STS Circle at Harvard
Tom Özden-Schilling, MIT, HASTS on "Expertise in Exile: Indigenous GIS and the Precariousness of Professionalization"
Lunch is provided if you RSVP.
Please RSVP via our online form before Thursday morning, January 29.
Abstract: Prevailing characterizations of Indigenous mapping expertise, and of “traditional knowledge” more generally, as highly localized, experiential, and unproblematically embedded within static systems of social organization obscure the increasing formalization and movement of expertise between Indigenous groups. During the 1990s, the Gitxsan, an Indigenous people in British Columbia, Canada, gained global attention for using creative and ambitious digital mapping projects to challenge colonial jurisdiction over their lives and landscapes. In the years since, many of these cartographers and GIS specialists have become estranged from key Gitxsan leaders, accused of enjoying increased professional mobility without remaining “loyal” to the broader communities left indebted by these formative projects.

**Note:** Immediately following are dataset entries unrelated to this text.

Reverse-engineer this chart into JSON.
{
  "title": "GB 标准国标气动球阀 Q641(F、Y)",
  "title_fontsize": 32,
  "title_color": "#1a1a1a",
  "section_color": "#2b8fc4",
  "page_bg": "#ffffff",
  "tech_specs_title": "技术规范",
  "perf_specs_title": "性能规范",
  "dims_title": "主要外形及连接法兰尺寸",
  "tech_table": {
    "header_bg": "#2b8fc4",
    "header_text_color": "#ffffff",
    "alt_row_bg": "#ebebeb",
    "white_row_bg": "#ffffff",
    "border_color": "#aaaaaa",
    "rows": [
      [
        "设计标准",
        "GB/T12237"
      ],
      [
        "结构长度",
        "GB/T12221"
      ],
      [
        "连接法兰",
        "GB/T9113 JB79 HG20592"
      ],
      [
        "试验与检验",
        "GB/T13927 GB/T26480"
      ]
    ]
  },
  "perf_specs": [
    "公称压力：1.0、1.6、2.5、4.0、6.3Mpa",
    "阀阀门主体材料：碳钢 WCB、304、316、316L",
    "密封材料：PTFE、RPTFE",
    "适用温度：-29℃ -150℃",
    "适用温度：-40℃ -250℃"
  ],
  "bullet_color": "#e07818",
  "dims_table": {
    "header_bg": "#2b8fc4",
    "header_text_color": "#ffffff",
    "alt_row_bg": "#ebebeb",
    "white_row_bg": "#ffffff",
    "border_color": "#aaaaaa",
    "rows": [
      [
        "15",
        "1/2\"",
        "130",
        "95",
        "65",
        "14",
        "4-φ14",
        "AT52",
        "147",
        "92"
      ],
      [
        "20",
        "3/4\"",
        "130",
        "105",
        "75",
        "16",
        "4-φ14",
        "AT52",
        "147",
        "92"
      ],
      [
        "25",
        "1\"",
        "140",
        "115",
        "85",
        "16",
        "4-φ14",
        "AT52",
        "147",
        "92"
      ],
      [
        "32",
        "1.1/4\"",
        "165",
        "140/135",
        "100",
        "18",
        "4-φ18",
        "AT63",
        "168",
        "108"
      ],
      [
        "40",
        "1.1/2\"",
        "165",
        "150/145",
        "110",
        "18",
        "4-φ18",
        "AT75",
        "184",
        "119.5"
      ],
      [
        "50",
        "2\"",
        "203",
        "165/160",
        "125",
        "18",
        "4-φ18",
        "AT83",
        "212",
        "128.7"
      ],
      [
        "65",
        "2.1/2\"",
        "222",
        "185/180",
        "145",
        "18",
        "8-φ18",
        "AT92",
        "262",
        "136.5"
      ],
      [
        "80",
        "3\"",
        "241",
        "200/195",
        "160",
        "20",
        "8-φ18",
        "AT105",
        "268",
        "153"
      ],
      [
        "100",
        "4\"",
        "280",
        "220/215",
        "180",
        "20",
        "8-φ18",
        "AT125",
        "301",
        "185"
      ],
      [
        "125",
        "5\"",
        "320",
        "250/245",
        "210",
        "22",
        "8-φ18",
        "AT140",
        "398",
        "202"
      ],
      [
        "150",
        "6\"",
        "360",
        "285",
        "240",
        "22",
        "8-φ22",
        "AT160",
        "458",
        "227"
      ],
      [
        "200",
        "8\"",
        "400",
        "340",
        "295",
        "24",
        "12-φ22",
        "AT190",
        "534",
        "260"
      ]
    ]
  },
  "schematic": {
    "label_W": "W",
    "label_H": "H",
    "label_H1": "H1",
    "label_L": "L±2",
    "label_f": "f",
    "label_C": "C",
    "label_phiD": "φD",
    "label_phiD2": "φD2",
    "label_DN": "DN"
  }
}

Largely ostracized from mainstream Gitxsan politics and traditional governance institutions, many of these experts have built careers elsewhere, forging temporary institutional bonds, and navigating changing demands of technical competence, professional ethics, and Indigenous “authenticity.” Drawing on ethnographic work conducted in, and in between, these ever-changing settings, this talk will explore the unequal costs Indigenous experts and marginal communities must bear to enter networks of technocratic power.
Biography: A doctoral candidate in the History, Anthropology, and STS program at MIT, Tom Ozden-Schilling's research explores the consequences of institutional change for rural expertise and environmental politics in northern North America. Drawing on ethnographic work with communities of forest ecologists and GIS technicians tracking long-term forest succession changes on the Gitxsan First Nation's traditional territories in northwest British Columbia, Tom investigates how the design and implementation of automated remote sensing technologies has altered forestry science, regional governance, and Indigenous sovereignty claims. Focusing on the roles played by the visual media produced through counter-mapping and forest succession and tree disease modeling work, Tom's research asks how technoscientific artifacts and archives are changing the dynamics of professional succession, particularly in increasingly precarious institutional settings like government resource ministries and First Nations environmental management offices.